Even in our polling cards the head of the household must be the father, if that is not the case that slot has to be blank and the wife has to fill the second form. In India, Their cultural norms were not compromised, and in that level of society women were treated somewhat equally. Even in Sri Lanka women are treated equally to some extent, but the women choose the role of being a mother and a wife for their future, than their career, for the benefit of having a good family life and for their children's benefit."
On the other she also added that one of the reasons women choose not to work is due to self imposed manacles, where the husband is willing to be supportive, yet the woman does not encourage his support.

"If you talk to women, they think it is better to be in a more secondary role than in the forefront. Women compete professionally with women, and not with men. Men always make the decision in the family even with regard to their careers.
If a woman clashes with her husband, then she has to leave her family life. There is something missing in this dynamics. The missing part here is that women are also responsible for this. Women think that they have to do everything alone; women are not good at delegating. For example, if a woman requests the husband to do the marketing, and he does a poor job of it, then the woman has to be patient and praise him for what he did so that he will be encouraged to do a better job in the future.

Women sometimes tend to amplify the mistakes of men, so some of the men are scared to help at home, and share the responsibilities. The brains of men and women function differently. Even the aspect of sharing must be initiated by women, and not men. It's not just about being adamant and saying 'I am a working woman, you do the work' to the man, they should discuss and identify their roles better. Sri Lanka needs a way where children are taught to respect the wants and career choices of women and to understand the concept of sharing responsibilities in life."

She further implied that neither males, nor females are enjoying absolute freedom of choice in the employment sphere.
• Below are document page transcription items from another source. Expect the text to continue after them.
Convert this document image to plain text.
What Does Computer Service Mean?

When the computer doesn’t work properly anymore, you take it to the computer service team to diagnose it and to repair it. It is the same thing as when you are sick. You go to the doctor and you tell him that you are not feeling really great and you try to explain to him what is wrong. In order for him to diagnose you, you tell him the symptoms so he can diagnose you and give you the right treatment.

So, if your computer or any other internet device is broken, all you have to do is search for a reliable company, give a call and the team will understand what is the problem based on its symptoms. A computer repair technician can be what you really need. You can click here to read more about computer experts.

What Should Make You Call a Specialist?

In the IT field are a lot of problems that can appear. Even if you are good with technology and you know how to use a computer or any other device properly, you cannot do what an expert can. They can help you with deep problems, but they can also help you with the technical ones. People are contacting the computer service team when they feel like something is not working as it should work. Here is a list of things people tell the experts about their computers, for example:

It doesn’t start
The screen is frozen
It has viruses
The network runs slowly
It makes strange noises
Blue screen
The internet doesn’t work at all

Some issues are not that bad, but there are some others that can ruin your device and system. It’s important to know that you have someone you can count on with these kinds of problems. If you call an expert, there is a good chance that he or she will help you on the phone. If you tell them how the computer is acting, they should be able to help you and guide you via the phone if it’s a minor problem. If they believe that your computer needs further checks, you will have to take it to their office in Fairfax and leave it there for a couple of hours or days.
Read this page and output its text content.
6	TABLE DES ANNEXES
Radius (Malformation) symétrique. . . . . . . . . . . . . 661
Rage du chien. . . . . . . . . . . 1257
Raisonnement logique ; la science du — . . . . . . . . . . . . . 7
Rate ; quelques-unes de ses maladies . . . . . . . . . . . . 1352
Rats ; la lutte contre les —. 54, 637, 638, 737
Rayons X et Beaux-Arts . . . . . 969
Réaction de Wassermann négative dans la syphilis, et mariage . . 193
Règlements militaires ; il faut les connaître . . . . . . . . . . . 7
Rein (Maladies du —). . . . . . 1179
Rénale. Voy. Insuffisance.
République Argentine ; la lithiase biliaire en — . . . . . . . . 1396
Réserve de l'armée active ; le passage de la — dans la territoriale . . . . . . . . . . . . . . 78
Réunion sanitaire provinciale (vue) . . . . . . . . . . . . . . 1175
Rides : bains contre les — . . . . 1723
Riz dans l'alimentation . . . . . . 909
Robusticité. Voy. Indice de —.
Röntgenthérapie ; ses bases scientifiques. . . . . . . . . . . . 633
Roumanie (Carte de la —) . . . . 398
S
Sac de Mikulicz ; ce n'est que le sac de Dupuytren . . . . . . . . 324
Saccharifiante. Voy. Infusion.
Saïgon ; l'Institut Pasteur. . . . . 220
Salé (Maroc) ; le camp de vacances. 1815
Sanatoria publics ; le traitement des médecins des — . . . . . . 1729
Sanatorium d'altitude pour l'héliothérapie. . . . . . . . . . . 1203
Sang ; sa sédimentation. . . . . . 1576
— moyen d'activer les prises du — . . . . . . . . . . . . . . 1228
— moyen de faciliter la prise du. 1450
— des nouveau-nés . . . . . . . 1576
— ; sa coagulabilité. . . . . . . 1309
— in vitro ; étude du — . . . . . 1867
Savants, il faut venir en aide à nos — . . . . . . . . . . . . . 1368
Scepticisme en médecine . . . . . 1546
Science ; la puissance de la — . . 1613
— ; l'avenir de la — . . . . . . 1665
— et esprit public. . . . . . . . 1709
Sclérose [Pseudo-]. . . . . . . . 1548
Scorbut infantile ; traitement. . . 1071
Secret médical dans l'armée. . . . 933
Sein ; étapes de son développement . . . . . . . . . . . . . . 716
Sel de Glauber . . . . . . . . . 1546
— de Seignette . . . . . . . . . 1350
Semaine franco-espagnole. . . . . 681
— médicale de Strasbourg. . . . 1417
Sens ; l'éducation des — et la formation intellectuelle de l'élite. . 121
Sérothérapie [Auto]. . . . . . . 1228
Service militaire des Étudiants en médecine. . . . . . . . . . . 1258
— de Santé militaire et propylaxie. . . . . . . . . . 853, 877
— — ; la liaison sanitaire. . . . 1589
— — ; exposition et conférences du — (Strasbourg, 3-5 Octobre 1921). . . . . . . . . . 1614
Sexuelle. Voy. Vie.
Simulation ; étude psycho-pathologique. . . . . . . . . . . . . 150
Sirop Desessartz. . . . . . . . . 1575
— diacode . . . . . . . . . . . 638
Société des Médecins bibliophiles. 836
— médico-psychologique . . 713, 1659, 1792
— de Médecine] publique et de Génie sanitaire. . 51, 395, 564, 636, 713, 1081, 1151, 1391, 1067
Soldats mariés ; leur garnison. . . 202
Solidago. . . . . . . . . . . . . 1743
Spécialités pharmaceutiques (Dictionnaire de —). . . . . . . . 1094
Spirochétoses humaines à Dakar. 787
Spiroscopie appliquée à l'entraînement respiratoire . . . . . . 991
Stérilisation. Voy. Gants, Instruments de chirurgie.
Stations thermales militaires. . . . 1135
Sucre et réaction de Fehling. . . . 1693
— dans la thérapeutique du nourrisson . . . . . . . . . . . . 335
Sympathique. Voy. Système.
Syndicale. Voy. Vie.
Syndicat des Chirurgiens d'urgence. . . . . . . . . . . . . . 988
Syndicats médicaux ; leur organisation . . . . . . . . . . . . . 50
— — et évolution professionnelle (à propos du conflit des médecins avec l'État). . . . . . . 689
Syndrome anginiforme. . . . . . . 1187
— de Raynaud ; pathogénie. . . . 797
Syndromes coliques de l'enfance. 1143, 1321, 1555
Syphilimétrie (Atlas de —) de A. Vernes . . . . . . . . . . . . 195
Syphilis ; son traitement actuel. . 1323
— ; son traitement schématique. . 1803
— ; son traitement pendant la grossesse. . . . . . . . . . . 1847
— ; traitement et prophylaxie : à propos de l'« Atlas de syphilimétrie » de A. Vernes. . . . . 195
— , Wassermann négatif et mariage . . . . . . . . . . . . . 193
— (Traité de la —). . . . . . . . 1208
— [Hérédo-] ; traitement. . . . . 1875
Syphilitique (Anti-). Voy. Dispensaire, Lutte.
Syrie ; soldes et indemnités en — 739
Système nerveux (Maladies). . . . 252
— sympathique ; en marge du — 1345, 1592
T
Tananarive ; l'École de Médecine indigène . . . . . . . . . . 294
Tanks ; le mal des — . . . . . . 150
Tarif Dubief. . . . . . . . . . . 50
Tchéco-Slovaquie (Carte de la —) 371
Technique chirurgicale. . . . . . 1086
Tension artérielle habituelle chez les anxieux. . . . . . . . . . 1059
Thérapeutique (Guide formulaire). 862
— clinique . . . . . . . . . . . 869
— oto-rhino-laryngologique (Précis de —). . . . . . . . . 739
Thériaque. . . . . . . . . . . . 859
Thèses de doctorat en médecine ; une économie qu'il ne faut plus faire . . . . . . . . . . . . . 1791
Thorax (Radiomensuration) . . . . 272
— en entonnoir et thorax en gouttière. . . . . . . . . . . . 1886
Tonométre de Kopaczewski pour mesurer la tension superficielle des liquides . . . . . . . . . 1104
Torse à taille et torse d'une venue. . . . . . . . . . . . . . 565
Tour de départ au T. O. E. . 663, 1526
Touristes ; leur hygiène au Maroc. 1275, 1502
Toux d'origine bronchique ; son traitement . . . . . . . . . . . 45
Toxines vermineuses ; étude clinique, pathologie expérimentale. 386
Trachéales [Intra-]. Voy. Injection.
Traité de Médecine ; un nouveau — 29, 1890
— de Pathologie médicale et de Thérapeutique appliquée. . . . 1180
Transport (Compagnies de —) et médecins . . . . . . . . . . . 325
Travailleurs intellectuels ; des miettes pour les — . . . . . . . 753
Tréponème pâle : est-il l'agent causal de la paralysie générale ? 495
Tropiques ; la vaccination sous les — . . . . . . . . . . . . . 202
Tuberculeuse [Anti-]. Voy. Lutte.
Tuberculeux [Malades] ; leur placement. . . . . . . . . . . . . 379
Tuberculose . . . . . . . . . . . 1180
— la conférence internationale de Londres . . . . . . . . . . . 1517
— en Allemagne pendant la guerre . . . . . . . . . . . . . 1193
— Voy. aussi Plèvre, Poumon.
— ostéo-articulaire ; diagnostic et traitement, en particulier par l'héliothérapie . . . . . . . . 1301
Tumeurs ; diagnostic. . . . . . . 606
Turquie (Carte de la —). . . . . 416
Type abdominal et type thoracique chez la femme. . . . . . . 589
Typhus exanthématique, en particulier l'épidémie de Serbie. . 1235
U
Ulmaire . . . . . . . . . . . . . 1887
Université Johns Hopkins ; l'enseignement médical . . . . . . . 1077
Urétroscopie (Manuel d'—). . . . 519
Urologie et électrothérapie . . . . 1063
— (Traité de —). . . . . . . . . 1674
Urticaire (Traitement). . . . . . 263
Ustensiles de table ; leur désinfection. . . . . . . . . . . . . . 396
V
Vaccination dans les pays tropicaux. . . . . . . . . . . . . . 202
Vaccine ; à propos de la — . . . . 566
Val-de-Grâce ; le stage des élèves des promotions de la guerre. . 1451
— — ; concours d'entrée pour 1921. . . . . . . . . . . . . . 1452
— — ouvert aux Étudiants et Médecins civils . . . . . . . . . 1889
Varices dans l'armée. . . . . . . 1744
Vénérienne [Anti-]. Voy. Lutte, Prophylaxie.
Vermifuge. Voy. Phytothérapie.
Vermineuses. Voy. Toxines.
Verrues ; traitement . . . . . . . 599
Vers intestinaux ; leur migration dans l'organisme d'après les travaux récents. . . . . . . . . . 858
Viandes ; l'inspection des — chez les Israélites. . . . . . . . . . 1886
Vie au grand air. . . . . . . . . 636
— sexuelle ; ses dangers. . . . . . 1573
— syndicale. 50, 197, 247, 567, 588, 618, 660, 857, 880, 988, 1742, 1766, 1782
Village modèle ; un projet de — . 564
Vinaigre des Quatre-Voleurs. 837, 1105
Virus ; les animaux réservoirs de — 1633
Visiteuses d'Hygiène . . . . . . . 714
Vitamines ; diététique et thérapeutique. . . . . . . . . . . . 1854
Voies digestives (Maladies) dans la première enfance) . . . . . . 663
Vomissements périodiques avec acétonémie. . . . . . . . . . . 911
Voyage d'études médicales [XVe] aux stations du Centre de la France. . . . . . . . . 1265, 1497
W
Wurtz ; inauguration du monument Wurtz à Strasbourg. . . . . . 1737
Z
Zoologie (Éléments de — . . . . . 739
Individuals are ensnared in an economic culture, where the social elements of sharing responsibilities and returning favours are only measured in monetary terms Segera observed,
"At present, no choices are given to anyone. We talk about women being educated, and so on, but what we must really understand is whether the women, regardless of the economy, contribute something for themselves, are they really happy at home? Are they really doing what they got an education for? Elderly dependency is more among women. There are more women in the home for the elderly.

It is because they have sacrificed their life for their children and their families, yet, with the current economic state children cannot take care of the mother, albeit the mother being so educated yet she has not earned anything for herself. Even emotionally she tends to be neglected, no one returns her favours, and she only gets blame. Even when the economy is collapsing, with the GDP dipping, women were blamed for not contributing to the economy despite their large number; this is the government's complaints.

But they won't look in to the other aspects, is she safe to work? Will her children be brought up properly? Why does she not get any support from her husband? All these factors must be taken in to account."
Thus, the aforementioned quote by Claire Boothe Luce exemplify; drawing on the need to focus on failing elements that are socio-familial which incapacitates women's choice of contributing economically.